最後に鷲掴みにして揺すってみた。振動が頬にまで伝わり、股間と擦れて気持ちがいい。そんな事をしていたら彼女はやっと目を覚ました。
「うーん。ここはどこよ」
「目が覚めたなら退いてくれるかな」
「あっ、すまない。今退くよ。ん。大変だぞ、股間が腫れているわよ」
「大丈夫だから、早く退いてよ」
「そうはいかない。こんなに腫れているのに」
彼女は、俺のスカートを捲り上げると、下着も下ろしてしまった。
「何じゃこりゃ」
彼女は俺の下半身を見て絶叫した。
「何かの呪いか。悪魔付きなのか。まさか移ったりしないだろうな」
彼女は俺の上から素早く跳ね起きると、俺から距離を取った。
「大丈夫だよ。移ったりしないから」
「そうか、それならばいいのだが。避けるような態度を取ってすまなかった。突然のことで気が動転してしまった」
彼女は俺に頭を下げた。俺が男であることに気付いてないようだ。温泉での女性もそうであったが、そもそも、男というものを実際に見たことがある者は、この月世界に殆んどいない。分からなくても仕方がないことだ。まして、彼女は俺と同じ位の年齢である。いくらルナ教の関係者だとしてもそれはやむを得ないだろう。
「私は、チャンドラ。この神殿の神子よ」
「僕は、じゃない、私はツキヒロヨ。よろしくな、チャンドラ」
「ツキヒロヨ、私は君より歳上よ、神子でもあるんだ、チャンドラ様と呼んで」
「歳上なのか?年齢も近いようだし、呼び捨てでいいじゃないか」
「何を言っているの。こう見えても私は二十五歳よ」
「えっ、どう見ても同じ歳の五歳位にしか見えないんだが」
「ルナ教の神子は貴重な能力を持っているから、長生きできるように成長抑制の魔法を掛けられているのよ」
見た目が五歳児だが、実年齢は二十五歳。つまり、これは合法ロリなのか。
いや、俺はロリには興味が無い。
「成る程な。でもそれなら五歳児と変わらんだろ」
「そんなことない。ちゃんと二十五年間生きてきたのだから」
彼女は両手を握りしめ、上下に振りながら抗議してくる。まるで駄々っ子だ。
「ああ、分かった、分かった。それでここはどこなんだ。なんだか大分、滑り落ちてきたようだが」
「ルナ様の像に付いていた、緊急脱出装置が働いたのね。そうするとここは神殿の地下五階になるわね。皆が心配しているでしょうから早く戻りましょう」
彼女は小部屋の出入口まで行くと、扉に手を掛け開けようとした。しかし、押しても引いてもびくともしない。
「おかしいわね。開かないわ」
「どれ」
俺も試してみるが、開く気配がない。鍵らしいものもなく、ドアノブは回るが、押しても引いてもやはりびくともしない。
「この扉、本当に開くのか」
「出入口はここしかないし、開くはずよ」
「今まで、使ったことはあるのか」
「ないわね。代々神子だけに教えられている秘密装置だから、今までに使った人は誰もいないわ」
「ちょっと待て、神子だけが知っているってことは、待っていても誰も助けに来ないってことか」
「いつかは見つけて貰える可能性もあるけれど、直ぐには無理でしょうね」
「まじか。
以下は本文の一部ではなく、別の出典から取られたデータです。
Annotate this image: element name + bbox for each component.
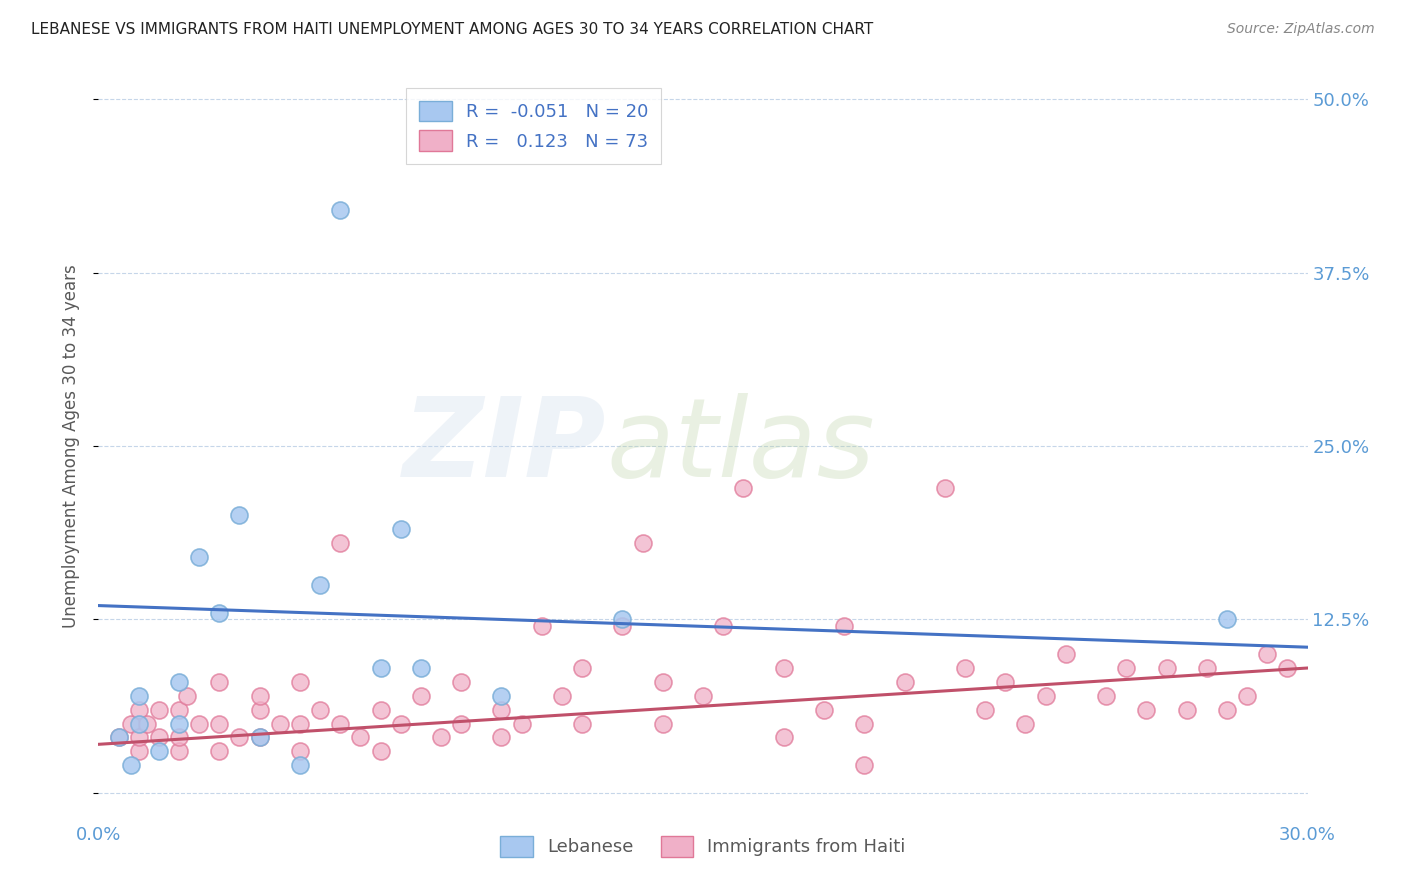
Point xyxy=(370,661,392,675)
Point xyxy=(389,522,412,536)
Point xyxy=(491,689,513,703)
Point xyxy=(1256,647,1278,661)
Point xyxy=(208,606,231,620)
Point xyxy=(269,716,291,731)
Point xyxy=(853,758,876,772)
Point xyxy=(249,731,271,745)
Point xyxy=(208,716,231,731)
Point xyxy=(167,674,190,689)
Point xyxy=(167,703,190,717)
Point xyxy=(409,661,432,675)
Y-axis label: Unemployment Among Ages 30 to 34 years: Unemployment Among Ages 30 to 34 years xyxy=(62,264,80,628)
Point xyxy=(1035,689,1057,703)
Point xyxy=(692,689,714,703)
Point xyxy=(733,481,755,495)
Point xyxy=(188,716,211,731)
Point xyxy=(309,703,332,717)
Point xyxy=(349,731,371,745)
Point xyxy=(612,619,634,633)
Point xyxy=(551,689,574,703)
Point xyxy=(208,674,231,689)
Point xyxy=(176,689,198,703)
Point xyxy=(450,674,472,689)
Point xyxy=(953,661,976,675)
Point xyxy=(612,612,634,626)
Point xyxy=(1095,689,1118,703)
Text: Source: ZipAtlas.com: Source: ZipAtlas.com xyxy=(1227,22,1375,37)
Point xyxy=(510,716,533,731)
Point xyxy=(934,481,956,495)
Point xyxy=(107,731,129,745)
Point xyxy=(135,716,157,731)
Point xyxy=(128,731,150,745)
Point xyxy=(228,508,250,523)
Point xyxy=(1216,703,1239,717)
Point xyxy=(1156,661,1178,675)
Point xyxy=(128,744,150,758)
Point xyxy=(288,758,311,772)
Text: ZIP: ZIP xyxy=(402,392,606,500)
Point xyxy=(530,619,553,633)
Point xyxy=(711,619,734,633)
Point xyxy=(1135,703,1157,717)
Point xyxy=(772,731,794,745)
Point xyxy=(389,716,412,731)
Point xyxy=(370,703,392,717)
Point xyxy=(228,731,250,745)
Point xyxy=(167,731,190,745)
Point xyxy=(1175,703,1198,717)
Point xyxy=(491,703,513,717)
Point xyxy=(853,716,876,731)
Point xyxy=(107,731,129,745)
Point xyxy=(120,716,142,731)
Point xyxy=(571,716,593,731)
Point xyxy=(309,578,332,592)
Point xyxy=(370,744,392,758)
Point xyxy=(1115,661,1137,675)
Point xyxy=(329,536,352,550)
Point xyxy=(128,689,150,703)
Point xyxy=(772,661,794,675)
Point xyxy=(208,744,231,758)
Point xyxy=(974,703,997,717)
Point xyxy=(651,674,673,689)
Point xyxy=(813,703,835,717)
Text: atlas: atlas xyxy=(606,392,875,500)
Point xyxy=(631,536,654,550)
Text: LEBANESE VS IMMIGRANTS FROM HAITI UNEMPLOYMENT AMONG AGES 30 TO 34 YEARS CORRELA: LEBANESE VS IMMIGRANTS FROM HAITI UNEMPL… xyxy=(31,22,873,37)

そもそもこれって、本当に緊急脱出装置なのか、むしろ防犯用のトラップなんじゃね」
「その辺は、代々の神子の解釈によるみたい」
「おい。そんないい加減でいいのか」
「仕方がないのよ。口頭の伝承なんだから情報が不完全になるのは」
「はー。それでこれからどうする」
「どうするって。扉が開かないんだからどうしようもないわよ。滑り降りてきた坂はとても登れないわ」
滑り落ちてきた坂は、かなりの急勾配だ、しかも滑りやすい素材で出来ている。特殊な道具でもない限り登るのは不可能だろう。
「どうしようもないことはないぞ、あそこを見ろ。通気口がある。子供の俺達なら何とか入れそうだぞ」
壁の天井付近に通気口と思しき穴が開いている。
「私は、子供ではないわよ。だけど、そうね。私たちなら入れそうね。でも、あそこまで届きそうにないわ」
「僕が肩車するから、上に乗って」
「成る程。それなら届きそうね」
俺は彼女を肩車する。太腿のすべすべした感触がなんともいえない。
「なんとか、手は届いたわ。これからどうするの」
「足の下を手で支えるから、立ち上がって、肩を踏んで、そこから中に潜り込んで」
「分かったわ。よいしょ。キャア」
「大丈夫か」
「大丈夫、ちょっと不安定で声が出ただけ」
彼女の叫び声に、俺は思わず上を見上げていた。そこには俺の両肩に足を乗せる彼女の下着が見え・・・なかった。彼女の巫女装束の中はノーパンだった。成る程、だから、さっきお尻を触った時に下着の境界を感じなかった訳だ。
「ぶほ」
「どうしたの」
「何でもない。続けてくれ」
「了解。どっこいしょ。入れたわよ」
「どうだ、奥に進めそうか」
「大丈夫みたい。奥の方が広いわ」
「なら、奥で方向を変えてこちらに手を出してくれ、それにつかまってよじ登る」
「分かったわ。ちょっと待っていてね」
こうして、どうにか排気口に二人で入り込み、狭い排気口の中を一列になって進む。当然先に入った彼女が先頭で、俺が後だ。巫女装束の下はノーパンの彼女のお尻が左右に振られながら俺の目の前を進んでいく。俺はロリコンではないが、それが気になったのは仕方がない事だろう。そのため、彼女の合図を聞き逃した。
「止まって」
「え、ブホ」
彼女のお尻に顔面ダイブしてしまった。
「ちょっと、止まってと言ったでしょ」
「ごめん、少しボーっとしてた」
「もーう。気を付けてよね」
彼女は、お尻に食い込み気味になった、巫女装束を直しながら言葉を続けた。
「縦穴に出たわ」
「上に行けそうか」
「縦穴は上にも続いているけど、なぜか梯子があるのは下だけよ」
「下か。下は後どのくらいあるんだ」
「それが変なのよ、見る限りかなり深くまで縦穴が続いているわ」
「何が変なんだ」
「神殿は地下五階までのはずなのよ」
「どうする。戻るか」
「戻るにしても、下がどうなっているか確かめてからにしましょう」
「そうだな。梯子があるんだ。下から出られる所があるかもしれない」
「それじゃ行くわよ」
俺たちは縦穴を下へ下へと下りて行った。それは、まるで奈落の底へ吸い寄せられているような感覚だった。